What Came First, the Deal or the Antitrust Scrutiny? Netflix and Paramount’s Fight for Warner

Luis Chacin — Netflix’s proposed purchase of Warner Bros. Discovery’s studio and streaming operations generated one of the biggest modern antitrust questions in media: What happens when one of the largest subscription streaming distributors acquires a major studio and rival streamer in the same swoop? The deal has unfolded in a high-profile, contested process that has put antitrust concern at the center of the discussion. Netflix first announced the acquisition on December 5, 2025, claiming the combination is for the benefit of the consumer. On January 20, 2026, Netflix amended the deal into an all-cash offer, replacing its earlier cash-and-stock offer proposal.

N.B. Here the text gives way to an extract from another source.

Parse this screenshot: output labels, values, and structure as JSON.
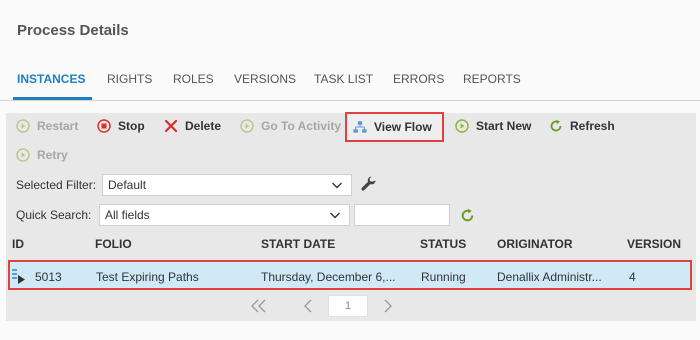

The rival bidder is Paramount Skydance, which has launched a hostile tender offer. They argue that Netflix’s deal is not only cheaper, but harder to close. On January 7, 2026, Warner’s board publicly urged shareholders to reject Paramount’s amended tender offer and reiterated that the Netflix merger agreement is superior across many factors, including closing risk. Regardless, Paramount continued to extend its hostile tender offer deadline to February 20, 2026, after shareholders tendered only about 6.8% of Warner shares by the last deadline. This contested process matters for antitrust because the best deal is the one most likely to clear Section 7 of the Clayton Act, which blocks mergers whose effect may be to substantially lessen competition. If regulators view the Netflix–Warner transaction as increasing Netflix’s ability and incentive to disadvantage rival streamers, then the deal faces heightened enforcement risk and a less credible path to closing, regardless of price.

If the Netflix–Warner transaction were to close, the most likely enforcement theory is vertical foreclosure. As a distribution platform, Netflix competes with popular streaming brands, such as Peacock and Disney+, to give its customers access to television shows and movies. Under this acquisition, Warner will supply both a major content pipeline and a competing streaming brand through HBO and HBO Max. The concern is not that Netflix would remove Warner titles from every other platform; the risk is more subtle. Netflix may change the timing and price of licenses in ways that make competing services less appealing to consumers. It may keep big releases exclusive for longer, offer rivals fewer titles or shorter windows, or charge more for access. In the streaming industry, those small changes can have substantial effects, as a handful of premier shows and franchises often dictate whether subscribers remain with their subscriptions or cancel their accounts.

Netflix may have a valid defense in arguing that broad licensing maximizes revenue and that withholding content would be self-defeating. On the other hand, regulators can argue that the merger violates Section 7 of the Clayton Act because it gives Netflix both the incentive and ability to engage in vertical foreclosure. In that view, accepting less short-term licensing revenue to steer subscribers away from rival streamers, raise rivals’ costs, and strengthen Netflix’s bargaining leverage over time.

Regulatory action will likely rely on the argued definition of the relevant market and whether the agreement would reduce competition.. Netflix is likely to assert the market is broad and crowded, with major competitors creating adequate substitutes for consumers. Regulators may define the market more narrowly, differentiating subscription streaming for premium scripted shows from the licensing market for popular television content. Under that narrower view, Warner’s content becomes harder for rivals to replace, and it is easier to argue that the Netflix-Warner agreement could weaken rivals by changing licensing practices. Congressional scrutiny is also increasing, and reports indicate Netflix co-CEO Ted Sarandos is expected to testify in February at a Senate hearing about the deal’s antitrust implications.

If regulators do not attempt to block the deal, the focus may then shift to conditions that reduce competitive harm. Forcing Netflix to sell major shares of other purchases would defeat the point of the deal, so regulators may instead push for conduct relief—ongoing rules that allow the deal to close but constrain post-merger behavior. Examples include commitment to license content to competitors on fair terms, limits on discriminatory pricing or access, increased reporting and monitoring requirements, and internal firewalls to prevent Netflix from using its control of Warner content to weaken rival streaming services. The difficulty lies in the enforceability of such requirements; that is also why the bidding fight between Paramount and Warner kept emphasizing closing risk. In the modern day, the best offer is not just the highest price, but the one most likely to actually close.